لَهُمْ مِنْ جَهَنَّمَ مِهَادٌ وَمِنْ فَوْقِهِمْ غَوَاشٍۜ وَكَذٰلِكَ نَجْزِي الظَّالِم۪ينَ
Allah’ın âyetlerini yalanlayan, kibirlilik taslayıp bu âyetleri kabul etmemekte direnen, ilâhî rahmet ve inâyetten mahrum kalacak ve asla cennete giremeyecek olan o mücrim ve zalimlerin varıp kalacakları yerin cehennem olduğu ifade buyurulduktan sonra 42. âyette de iman edip hayırlı işler yapanların “cennet ehli” olduğu ve orada ebedî kalacakları belirtilmektedir. Bu arada, herkesin ancak gücünün yettiği kadarıyla mükellef tutulduğu belirtilerek bir bakıma, müminlerin, istemelerine rağmen yapamadıkları hayırlı faaliyetler sebebiyle ümitsizliğe düşmelerine gerek olmadığına, insanın cennet ehlinden olabilmesi için yapabileceği kadarını yapmasının yeterli olduğuna işaret edilmiştir.
Kaynak : Kur’an Yolu Tefsiri Cilt: 2 Sayfa: 527
لَهُمْ مِنْ جَهَنَّمَ مِهَادٌ وَمِنْ فَوْقِهِمْ غَوَاشٍۜ
لَهُمْ car mecruru mahzuf mukaddem habere müteallıktır. مِنْ جَهَنَّمَ car mecruru مِهَادٌ kelimesinin mahzuf haline müteallıktır.
جَهَنَّمَ kelimesi gayri munsarif olduğu için cer alameti fethadır. Çünkü kendisinde hem alemlik (özel isim olma vasfı) ve hem de ucmelik vasfı (Arapça olmama vasfı) bulunmaktadır.
Gayri munsarif isimler: Kesra (esre) ve tenvini alamayan isimlerdir. Gayri munsarif isimler esre yerine fetha alırlar. Yani bu isimler ref halinde damme, nasb halinde fetha, cer halinde yine fetha alırlar.
Gayri munsarife “memnu’un mine’s-sarf (اَلْمَمْنُوعُ مِنَ الصَّرفِ)” da denir.
Arapçada kullanılmakla birlikte arapça kökenli olmayan alem (özel) isimler (Yer, ülke, kişi adları vb. gibi isimler) de gayri munsariftir. (Arapça Dilbilgisi Ayetlerle Nahiv Bilgisi)
مِهَادٌ muahhar mübteda olup lafzen merfûdur.
وَ atıf harfidir. مِنْ فَوْقِهِمْ car mecruru mahzuf mukaddem habere müteallıktır.
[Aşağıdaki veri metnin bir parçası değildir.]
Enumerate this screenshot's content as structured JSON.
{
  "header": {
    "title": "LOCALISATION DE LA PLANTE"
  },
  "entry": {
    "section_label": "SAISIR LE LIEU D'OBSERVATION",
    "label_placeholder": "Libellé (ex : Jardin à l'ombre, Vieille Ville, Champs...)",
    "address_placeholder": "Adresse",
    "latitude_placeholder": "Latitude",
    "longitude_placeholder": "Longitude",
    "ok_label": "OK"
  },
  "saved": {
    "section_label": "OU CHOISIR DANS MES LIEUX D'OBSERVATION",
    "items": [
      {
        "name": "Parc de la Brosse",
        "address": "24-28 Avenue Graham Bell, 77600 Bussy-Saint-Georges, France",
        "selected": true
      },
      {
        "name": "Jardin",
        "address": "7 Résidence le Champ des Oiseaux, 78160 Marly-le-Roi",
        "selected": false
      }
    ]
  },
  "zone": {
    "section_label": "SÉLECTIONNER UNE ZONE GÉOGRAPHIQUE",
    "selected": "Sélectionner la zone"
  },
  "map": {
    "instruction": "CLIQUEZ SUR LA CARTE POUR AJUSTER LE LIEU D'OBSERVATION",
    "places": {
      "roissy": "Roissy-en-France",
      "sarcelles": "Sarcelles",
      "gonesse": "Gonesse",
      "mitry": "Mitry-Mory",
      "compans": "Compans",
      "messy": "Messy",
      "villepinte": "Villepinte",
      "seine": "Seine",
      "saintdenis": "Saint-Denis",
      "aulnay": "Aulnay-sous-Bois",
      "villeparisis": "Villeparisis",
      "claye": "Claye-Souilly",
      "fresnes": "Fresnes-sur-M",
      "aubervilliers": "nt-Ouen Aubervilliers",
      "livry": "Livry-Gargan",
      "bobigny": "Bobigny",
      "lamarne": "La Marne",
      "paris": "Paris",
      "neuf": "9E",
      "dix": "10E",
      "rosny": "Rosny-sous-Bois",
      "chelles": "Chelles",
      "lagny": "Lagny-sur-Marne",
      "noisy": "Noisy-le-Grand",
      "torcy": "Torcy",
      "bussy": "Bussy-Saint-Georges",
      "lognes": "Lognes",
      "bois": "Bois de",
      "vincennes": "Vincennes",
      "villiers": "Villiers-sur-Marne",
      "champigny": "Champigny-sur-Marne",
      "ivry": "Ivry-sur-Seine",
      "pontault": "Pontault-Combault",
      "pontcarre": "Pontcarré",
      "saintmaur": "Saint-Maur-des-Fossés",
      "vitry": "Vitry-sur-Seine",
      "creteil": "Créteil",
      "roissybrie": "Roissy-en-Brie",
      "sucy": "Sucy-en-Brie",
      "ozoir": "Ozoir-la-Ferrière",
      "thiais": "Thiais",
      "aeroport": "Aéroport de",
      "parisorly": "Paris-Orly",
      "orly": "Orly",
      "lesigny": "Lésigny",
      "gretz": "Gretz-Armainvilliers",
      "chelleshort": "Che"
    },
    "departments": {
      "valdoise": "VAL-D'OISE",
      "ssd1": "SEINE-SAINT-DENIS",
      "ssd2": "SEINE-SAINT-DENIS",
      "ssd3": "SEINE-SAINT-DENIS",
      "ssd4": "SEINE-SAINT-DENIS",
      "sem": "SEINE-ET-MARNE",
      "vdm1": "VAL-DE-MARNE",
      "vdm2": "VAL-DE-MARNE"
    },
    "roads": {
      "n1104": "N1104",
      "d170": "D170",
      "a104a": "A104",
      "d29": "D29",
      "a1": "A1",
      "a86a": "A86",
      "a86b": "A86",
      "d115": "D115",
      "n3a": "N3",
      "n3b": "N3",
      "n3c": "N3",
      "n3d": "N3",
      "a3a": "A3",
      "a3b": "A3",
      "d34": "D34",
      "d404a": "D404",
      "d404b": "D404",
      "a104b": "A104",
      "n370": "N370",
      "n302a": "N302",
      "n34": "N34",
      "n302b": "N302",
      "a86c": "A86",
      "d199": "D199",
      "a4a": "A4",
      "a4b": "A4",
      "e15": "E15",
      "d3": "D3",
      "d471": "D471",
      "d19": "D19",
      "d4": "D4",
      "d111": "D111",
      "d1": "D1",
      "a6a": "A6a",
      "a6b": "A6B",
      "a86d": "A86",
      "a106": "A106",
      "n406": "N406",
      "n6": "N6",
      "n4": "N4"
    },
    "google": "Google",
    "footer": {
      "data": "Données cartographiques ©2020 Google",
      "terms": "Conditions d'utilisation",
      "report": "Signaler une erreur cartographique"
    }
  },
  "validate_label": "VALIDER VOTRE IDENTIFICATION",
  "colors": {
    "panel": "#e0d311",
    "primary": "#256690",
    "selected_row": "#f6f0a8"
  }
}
Muttasıl zamir هِمْ muzâfun ileyh olarak mahallen mecrurdur.
غَوَاشٍ muahhar mübteda olup mahzuf ی üzere mukadder damme ile merfûdur. غَوَاشٍ kelimesi ism-i mankustur.
غَوَاشٍ kelimesi sülâsî mücerred olan غشو fiilinin ism-i failidir.
İsm-i fail; eylemi yapan ve gerçekleştiren demektir. Geçici olarak o sıfatı yüklenen isimdir. İsm-i fail; hem varlığa (zata) hem de onun sıfatına delalet eden kelimelerdir. (Arapça Dilbilgisi Ayetlerle Nahiv Bilgisi)
وَكَذٰلِكَ نَجْزِي الظَّالِم۪ينَ
وَ itiraziyyedir. İstînâfiyye olması da caizdir. كَ harf-i cerdir. مثل kelimesi “gibi” demektir. Bu ibare, amili نَجْزِي olan mahzuf mef’ûlu mutlaka müteallıktır. Takdiri, جزاءً مثلَ ذلك نجزي (Bunun benzeri bir cezayla cezalandırırız.) şeklindedir.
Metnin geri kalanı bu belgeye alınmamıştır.